Friday, October 19, 2007

The Latest in Litigation Excess

Tommy Urbanski is heading up a great big ol' fishing exhibition in Las Vegas. If you are familiar with Vegas at all you might question where this might occur. Someone's wallet of course. Tommy is suing Strip Club Owners, a football player and the NFL.

Urbanski was shot by an unknown assailant and left paralyzed at a strip club that revolved around a clusterfuck mob scene that occurred when Tennessee Titans player Pacman Jones threw a boat load of money onto a stage at the strip club then decided he didn't want them to have it. Threats were made, shots fired and hell broke lose.
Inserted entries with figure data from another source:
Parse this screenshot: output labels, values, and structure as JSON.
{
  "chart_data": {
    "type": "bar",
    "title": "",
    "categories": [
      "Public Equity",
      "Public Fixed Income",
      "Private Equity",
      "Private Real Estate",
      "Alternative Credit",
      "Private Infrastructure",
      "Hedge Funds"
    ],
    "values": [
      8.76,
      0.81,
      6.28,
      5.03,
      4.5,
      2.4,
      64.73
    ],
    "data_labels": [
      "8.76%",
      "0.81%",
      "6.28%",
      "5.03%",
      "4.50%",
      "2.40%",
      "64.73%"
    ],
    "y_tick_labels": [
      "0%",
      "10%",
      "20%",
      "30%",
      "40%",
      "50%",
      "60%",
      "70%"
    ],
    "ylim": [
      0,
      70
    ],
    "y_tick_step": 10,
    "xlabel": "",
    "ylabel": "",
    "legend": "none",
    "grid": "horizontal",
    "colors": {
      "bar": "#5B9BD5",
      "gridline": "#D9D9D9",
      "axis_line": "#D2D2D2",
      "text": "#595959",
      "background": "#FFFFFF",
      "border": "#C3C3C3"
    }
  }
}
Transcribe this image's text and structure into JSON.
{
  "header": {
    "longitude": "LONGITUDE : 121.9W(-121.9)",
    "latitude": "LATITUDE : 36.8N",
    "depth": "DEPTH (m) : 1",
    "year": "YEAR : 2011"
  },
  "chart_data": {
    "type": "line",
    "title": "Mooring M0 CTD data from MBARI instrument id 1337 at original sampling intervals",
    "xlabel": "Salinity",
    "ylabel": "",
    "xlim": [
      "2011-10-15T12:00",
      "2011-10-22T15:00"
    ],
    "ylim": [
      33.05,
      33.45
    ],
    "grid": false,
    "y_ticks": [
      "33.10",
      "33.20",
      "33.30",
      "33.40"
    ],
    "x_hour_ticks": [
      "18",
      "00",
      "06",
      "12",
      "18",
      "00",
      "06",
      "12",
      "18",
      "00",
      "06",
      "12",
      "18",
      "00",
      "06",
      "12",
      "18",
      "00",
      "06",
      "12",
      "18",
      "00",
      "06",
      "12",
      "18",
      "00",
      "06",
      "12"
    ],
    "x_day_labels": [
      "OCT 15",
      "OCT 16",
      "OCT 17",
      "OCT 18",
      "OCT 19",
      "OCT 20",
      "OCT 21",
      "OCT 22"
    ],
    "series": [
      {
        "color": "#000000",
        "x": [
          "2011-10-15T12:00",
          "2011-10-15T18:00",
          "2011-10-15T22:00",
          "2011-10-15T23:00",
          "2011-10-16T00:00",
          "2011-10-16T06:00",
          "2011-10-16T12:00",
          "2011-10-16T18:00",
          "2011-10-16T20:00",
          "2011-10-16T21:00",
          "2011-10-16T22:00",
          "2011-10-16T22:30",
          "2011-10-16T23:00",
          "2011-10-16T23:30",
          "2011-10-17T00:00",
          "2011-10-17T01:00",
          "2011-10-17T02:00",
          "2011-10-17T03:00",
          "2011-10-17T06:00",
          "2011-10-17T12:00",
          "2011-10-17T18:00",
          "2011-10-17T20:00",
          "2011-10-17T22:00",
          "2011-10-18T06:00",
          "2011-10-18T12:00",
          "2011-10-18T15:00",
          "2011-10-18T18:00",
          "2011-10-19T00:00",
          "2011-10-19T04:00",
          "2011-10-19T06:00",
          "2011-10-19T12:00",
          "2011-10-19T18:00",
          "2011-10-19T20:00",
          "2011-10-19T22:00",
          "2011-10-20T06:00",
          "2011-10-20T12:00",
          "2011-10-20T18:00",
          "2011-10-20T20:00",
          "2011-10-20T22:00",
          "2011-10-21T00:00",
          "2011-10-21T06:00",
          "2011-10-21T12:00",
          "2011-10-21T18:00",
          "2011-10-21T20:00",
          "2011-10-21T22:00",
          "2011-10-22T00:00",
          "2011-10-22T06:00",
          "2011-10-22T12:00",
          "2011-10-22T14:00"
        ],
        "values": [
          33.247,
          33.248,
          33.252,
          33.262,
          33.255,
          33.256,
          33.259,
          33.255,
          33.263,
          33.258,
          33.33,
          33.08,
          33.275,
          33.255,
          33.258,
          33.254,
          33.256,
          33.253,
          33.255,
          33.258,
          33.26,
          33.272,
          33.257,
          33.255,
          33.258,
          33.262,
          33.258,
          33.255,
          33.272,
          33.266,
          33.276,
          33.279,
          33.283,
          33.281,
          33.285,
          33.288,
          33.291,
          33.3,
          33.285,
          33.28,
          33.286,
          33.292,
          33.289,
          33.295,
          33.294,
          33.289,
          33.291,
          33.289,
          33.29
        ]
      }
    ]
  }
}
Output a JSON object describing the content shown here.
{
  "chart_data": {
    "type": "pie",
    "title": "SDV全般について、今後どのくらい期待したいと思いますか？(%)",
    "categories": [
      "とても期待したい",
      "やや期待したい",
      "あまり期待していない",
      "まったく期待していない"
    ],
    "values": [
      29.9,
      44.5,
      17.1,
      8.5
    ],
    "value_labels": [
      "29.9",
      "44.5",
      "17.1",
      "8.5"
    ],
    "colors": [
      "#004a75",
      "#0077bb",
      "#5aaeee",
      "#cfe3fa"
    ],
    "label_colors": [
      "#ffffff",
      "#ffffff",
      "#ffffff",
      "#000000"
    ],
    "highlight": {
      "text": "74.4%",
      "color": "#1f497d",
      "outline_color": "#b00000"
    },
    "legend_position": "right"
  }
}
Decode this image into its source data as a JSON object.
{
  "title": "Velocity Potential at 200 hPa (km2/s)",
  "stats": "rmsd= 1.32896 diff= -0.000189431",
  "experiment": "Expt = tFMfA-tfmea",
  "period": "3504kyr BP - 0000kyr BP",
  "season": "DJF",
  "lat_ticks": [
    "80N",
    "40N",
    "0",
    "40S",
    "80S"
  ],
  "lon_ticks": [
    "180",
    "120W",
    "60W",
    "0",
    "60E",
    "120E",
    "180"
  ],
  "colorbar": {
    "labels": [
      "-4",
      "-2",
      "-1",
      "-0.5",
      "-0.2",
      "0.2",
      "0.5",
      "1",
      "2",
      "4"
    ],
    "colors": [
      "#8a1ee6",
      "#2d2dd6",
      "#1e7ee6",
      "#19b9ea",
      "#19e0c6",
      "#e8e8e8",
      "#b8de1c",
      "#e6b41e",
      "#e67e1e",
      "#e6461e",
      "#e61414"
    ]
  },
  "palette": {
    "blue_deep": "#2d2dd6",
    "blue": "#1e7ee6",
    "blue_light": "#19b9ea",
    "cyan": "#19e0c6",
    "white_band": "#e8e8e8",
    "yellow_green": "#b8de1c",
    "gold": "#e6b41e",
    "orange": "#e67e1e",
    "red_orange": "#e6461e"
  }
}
While I sympathize with Urbanski being shot and figure he probably has a legitimate shot at going after Jones since it was his entourage that seemed to kick things off, the idea that the NFL was involved is just obscenely stupid. His attorney asserts that The NFL should have had already disciplined Jones since he had been arrested 6 times before for various infractions. The theory is that he would not have been invited to this party as "NFL Player" Pacman Jones.

Talk about taking the shotgun approach. Let's blast away at anything remotely connected. It is not the NFL's responsibility to monitor someone's behavior. They do so of course but out of a business decision, not from public safety standpoint. That would be the local law enforcement's job. But then again, the NFL has deeper pockets so Urbanski and his lawyer would rather commit legal douchebaggery in hopes of a settlement. The NFL is a big target but not a good selection.

A lot of frivolous lawsuits are from people who are victims of their own stupidity and try to blame others. This time there is a real victim and there is someone who should pay but it isn't the NFL.

1 Comments:

At 10:58 AM, Blogger Lydia said...

I feel badly for the guy. Horrible situation to be stuck in and an awful end result for him. But I agree that going after the NFL seems to be a pointless exercise here.

I always wonder with these kinds of lawsuits whether the motivation is for people to try and attach blame wherever possible, or they feel they're owed and want compensation from whoever, or how much it's the lawyer encouraging them to pursue the outside chance.